Unfortunately for me, I am not.  I am not used to it, nor do I like it.  Skipping past those verses in Psalms and the book of Isaiah about waiting on God (like this morning) are my least favorite admonitions.  Those words are not poetic to me; those times in life are not poetry.  

It is almost as if I am surprised that I should still have to or that God desires for me to relearn lessons in the process.  As I consider the Esther Process, the book I am writing and the life I am living in conjunction, I realize that as a writer and an artist the craziest moments that probably make creating harder is when art doesn't imitate life - when it is instead an echo of life.  And this book, this book about the process, is really a book about waiting for destiny to be birthed.  It is really about the middle, the interstice, the God who moves in silence and in the dark when we cannot see the end yet.  And honestly, I have figured out why I have shied away from writing the rest of it.

I have not written much here on my blog about the process my husband and I are going through right now...mostly because it is much too hard to put in words what that process means.  It is also a very sensitive and private matter that I have to use wisdom to disclose because I can't say too much.  If I were physically pregnant then it would make sense to be quiet, like expectant parents are wont to do when early on in a pregnancy.  A lot of times couples in the first trimester of pregnancy do not tell anyone that they are expecting because it is such a touch-and-go situation; the moment is so precarious and fragile that breaking the news seems to be a jinx.  They wait until the right time to say it.

But I am not physically pregnant.

We are not expecting a biological birth.

We are expecting a spiritual one.

Most of my life has been more about spiritual awakenings than physical ones, anyway.  I forgot to tell my husband that when he married me.  My life is a living metaphor that few ever understand.  God speaks in silence, in riddles, and then in metaphors.  And so, now, my husband has been invited into that metaphorical existence where faith is a constant and the mysteries that seem so evasive for others are much more commonplace for me.

And here we are.

We are waiting.  We are in a process that I never saw coming.  When I talked my husband into us becoming foster parents with the potential to adopt one little girl in particular, I did not think for one second that this process would be so emotionally crazy.  The ups and downs on this rollercoaster ride has been traumatic.  It wasn't supposed to be such a life challenge - except, even I knew from the outset that the joining of her little life with ours would undoubtedly be that.  The joining of lives is so much more than any of us realize when we build covenant through marriage or birth or adoption.  It is blood and bone and marrow; it is deeper than skin deep.  And the only definite in the joining is that God must be the determinig factor; His will is the only constant.

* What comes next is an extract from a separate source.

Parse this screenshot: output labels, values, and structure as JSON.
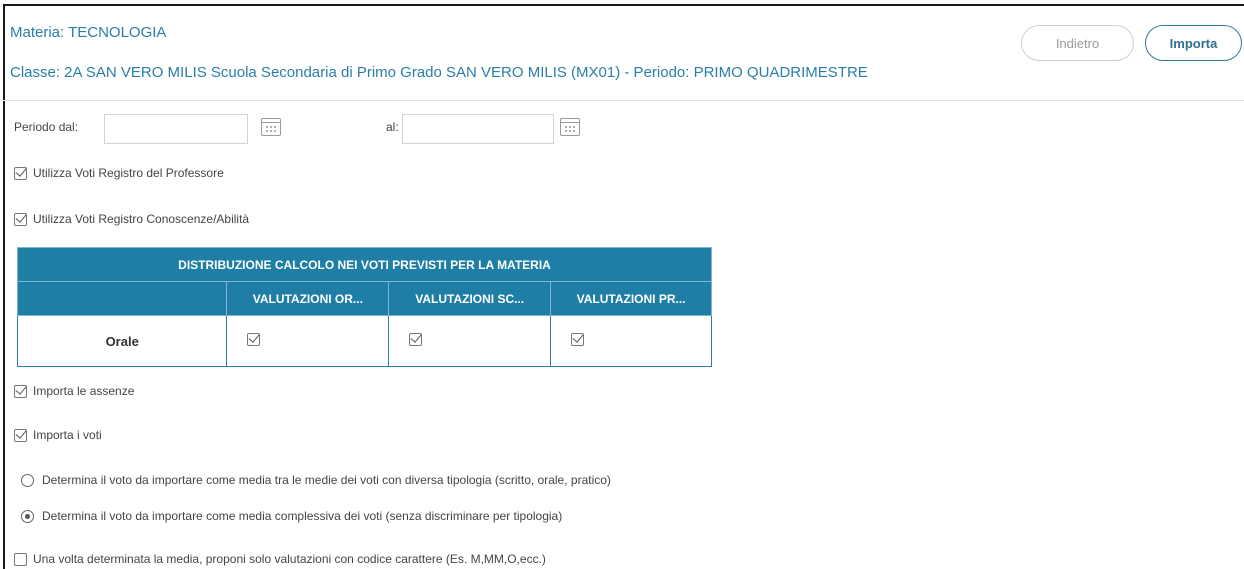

We are waiting to call this child ours.  We are waiting to love this child fully and completely and generationally.  We are waiting to love her as family, inviting her lineage into ours, spiritually Locke-ing her in.  We are waiting to love her children and her children's children and her children's children's children.  That is what adoption really means in the grand scheme of things.  The lines intersect and become one.  The branches of the family tree become even more expansive and expressive.  We are waiting to bless her and to be blessed by her.

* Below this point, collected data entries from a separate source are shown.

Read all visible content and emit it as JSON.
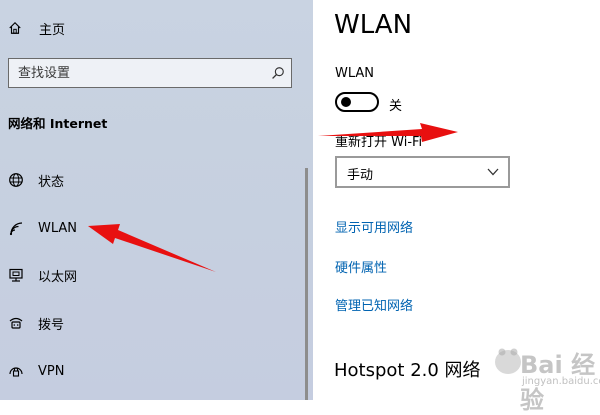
{
  "sidebar": {
    "home_label": "主页",
    "search_placeholder": "查找设置",
    "section_title": "网络和 Internet",
    "items": [
      {
        "label": "状态",
        "icon": "globe-icon"
      },
      {
        "label": "WLAN",
        "icon": "wifi-icon"
      },
      {
        "label": "以太网",
        "icon": "ethernet-icon"
      },
      {
        "label": "拨号",
        "icon": "dialup-icon"
      },
      {
        "label": "VPN",
        "icon": "vpn-icon"
      }
    ]
  },
  "main": {
    "title": "WLAN",
    "wlan_label": "WLAN",
    "toggle_state": "关",
    "toggle_on": false,
    "reopen_label": "重新打开 Wi-Fi",
    "reopen_value": "手动",
    "links": [
      "显示可用网络",
      "硬件属性",
      "管理已知网络"
    ],
    "hotspot_title": "Hotspot 2.0 网络"
  },
  "watermark": {
    "text": "Bai 经验",
    "url": "jingyan.baidu.com"
  },
  "colors": {
    "sidebar_bg": "#c8d2e1",
    "link": "#0063b1",
    "arrow": "#e81010",
    "toggle": "#000000"
  }
}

And in this space, in this process, we are learning to breathe through the waiting.  We are learning to rely on God.  We are learning not to say "If she will be in our lives..."  We are learning, although it shakes the very culture and the expectation that we should prepare for the worst, that we are to say that she is here now.  Although she is not legally our daughter, she is part of us; she is part of what makes our family whole for this moment.  She is loved by us for this moment in time; we may be scared of the outcome that we cannot see from this vantage point, but she deserves to be loved now.  She cannot even remotely wait for that.

This Esther Process for us is our undoing and the remaking of all we need to be in this season.  The 6 months of myrrh is nearly over and we are getting ready to enter the 6 months of special spices.  In the story this was part of the physical process that Esther and the other women in the book of Esther Chapter 2 had to endure as part of the queen contest.  I won't get into details here because you will need to read the book to see the spiritual correlation in all our lives.  However, I will say this:  for my husband and I, this journey is much more than we could have ever imagined.  I could never have prepared him for the possibility of heartbreak and the assurance of a heart change.

But this process is challenging everything we thought we were signing on for.  This is the waiting period...the first trimester and second trimester ending...the developing of a family in the matrix of life...the challenging of faith.

And so we wait for the manifestation of all that we are hoping for.